(b) Corrective justice may be commanded by legal justice, for the judge may intend the punishment for the sake of the common good, as well as of the individual who has been injured.

1708. Different Species of Justice in One Act.—Different species of justice may be present in one and the same act. (a) The same act may be elicited by one kind of justice and commanded by another kind of justice (see 56 sqq.), as in the examples given just above of vindicative justice. (b) The same act may be elicited by two kinds of justice, as when a debt is owed both in virtue of commutative and of distributive justice. Some think an example of this is found in the payment of government employees, for payment is made by distribution from common funds (distributive justice), and it is owed for services contracted for (commutative justice). But it seems more correct to say that wages for services given the community are due in commutative justice rather than in distributive justice; for in the former justice equality is between what is given and what is received, in the latter between the proportion received by one and the proportion received by another, and government salaries should be paid on the basis of value received in service (see 1704, 1755, 1767).

1709. The Object of Justice.—The function of a moral virtue is to direct according to moderation all those things that are subject to the free will of man, and can be regulated by reason, namely, the actions of man and the external things of which he makes use.

(a) The actions of man can be understood either in a wide sense, so as to include both those internal affections that are accompanied by notable bodily changes (the passions, such as anger, sadness), and those actions that do not so strongly act upon the body (operations). Every virtue has for its object action in the wide sense, for virtue is defined as a habit that makes the agent good and his action good; but not every virtue has action in the strict sense for its object, since the virtues of fortitude and temperance regulate, not the operations, but the passions.

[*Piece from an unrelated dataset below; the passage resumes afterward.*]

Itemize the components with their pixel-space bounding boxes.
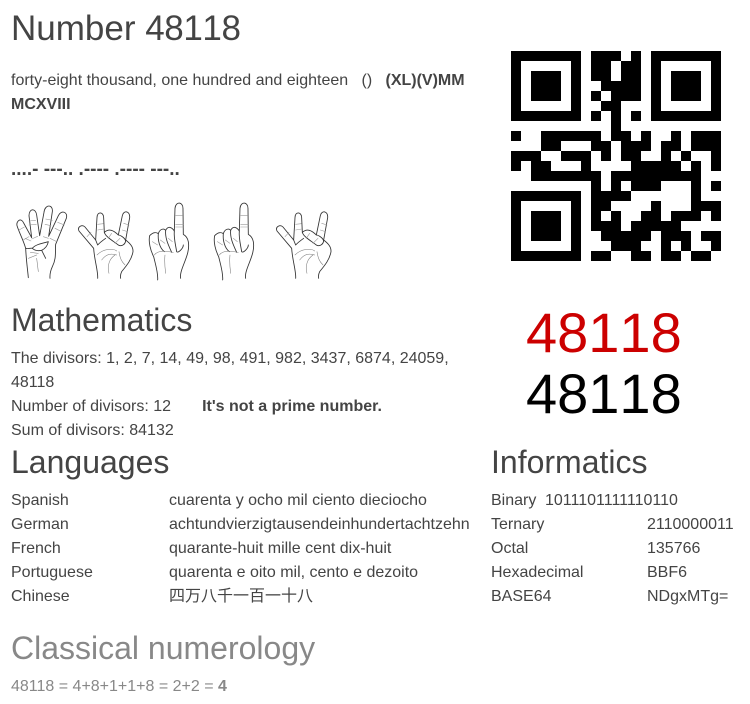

(b) Operations are of two kinds, namely, internal, by which men do not communicate with one another (such as thoughts and desires), and external, by which men communicate with one another. These latter either have to do with external things (such as land, houses, money, produce, etc.), and we then have such operations as loan, sale, lease and other contracts, or no external thing is introduced, and we have such operations as honor, praise, calumny, etc. All the moral virtues have to do with the internal operation of choice, for virtue is a good election of the will; but there is this difference between justice and the other moral virtues, that fortitude and temperance merely dispose the intellectual appetite for a good choice by the regulation they give to the sensitive appetite, while justice has for its proper act to choose well the means for moderating external operations. As for external operations themselves, these are the objects of justice, but not of the other two moral virtues.

1710. The purpose of the other moral virtues is to regulate man in himself; for the passions that are moderated by fortitude and temperance (such as fear and desire) affect primarily their subject and not other persons. The purpose of justice, on the contrary, is to regulate man in his relations to others; for external operations and things directly affect others, either helping or injuring them, But both the passions and external operations have effects and consequent ends that give them new relationships, and hence we may distinguish between the primary object to which a virtue tends directly, and the secondary object to which it tends only indirectly on account of the effects of the primary object.

(a) The primary object of justice is external operations and external things; the primary object of fortitude and temperance is the passions, for justice seeks the good of others, whereas fortitude and temperance seek the good of the agent.

(b) The secondary object of justice is the passions, whenever its principal object cannot be easily regulated without regulation of the passions. Thus, when lust urges to the injustice of adultery or avarice to the injustice of denial of payment due, justice calls on the virtue of temperance or liberality, as the case may be, to moderate the passion opposed to it. Similarly, the secondary object of fortitude and temperance may be external operations, whenever the effect on the subject of the principal object (i.e., the passions) has reactions in reference to other persons. Thus, if fear is moderated by fortitude and desire by temperance, these virtues have external consequences such as combat against evil, abstinence from food or drink that belongs to others; but if anger is immoderate, it may lead to unjust attack, and if desire is immoderate, it may lead to the injustice of theft of food or drink.

1711. The Golden Mean of Virtue.—The golden mean of virtue is not the same in all the moral virtues (see 154).

(a) Thus, fortitude and temperance regulate the passions for the benefit of their subject, that he may avoid in them the extremes of excess and defect. Hence, the middle way they follow must be determined by reason from a consideration of the subject and his circumstances (the mean of reason), and so will vary with different subjects and with individual cases. Thus, in the matter of temperance it is an old saying that what is one man’s meat is another man’s poison. It would be absurd to say, therefore, that there is only one middle way of temperance, and that all persons must conform to the same rule as to quality and quantity of food and the time and manner of eating and drinking. On the contrary, the rule here must suit the subject, and that will be moderate which agrees with the health, appetite, duties, manner of life, etc., of the person.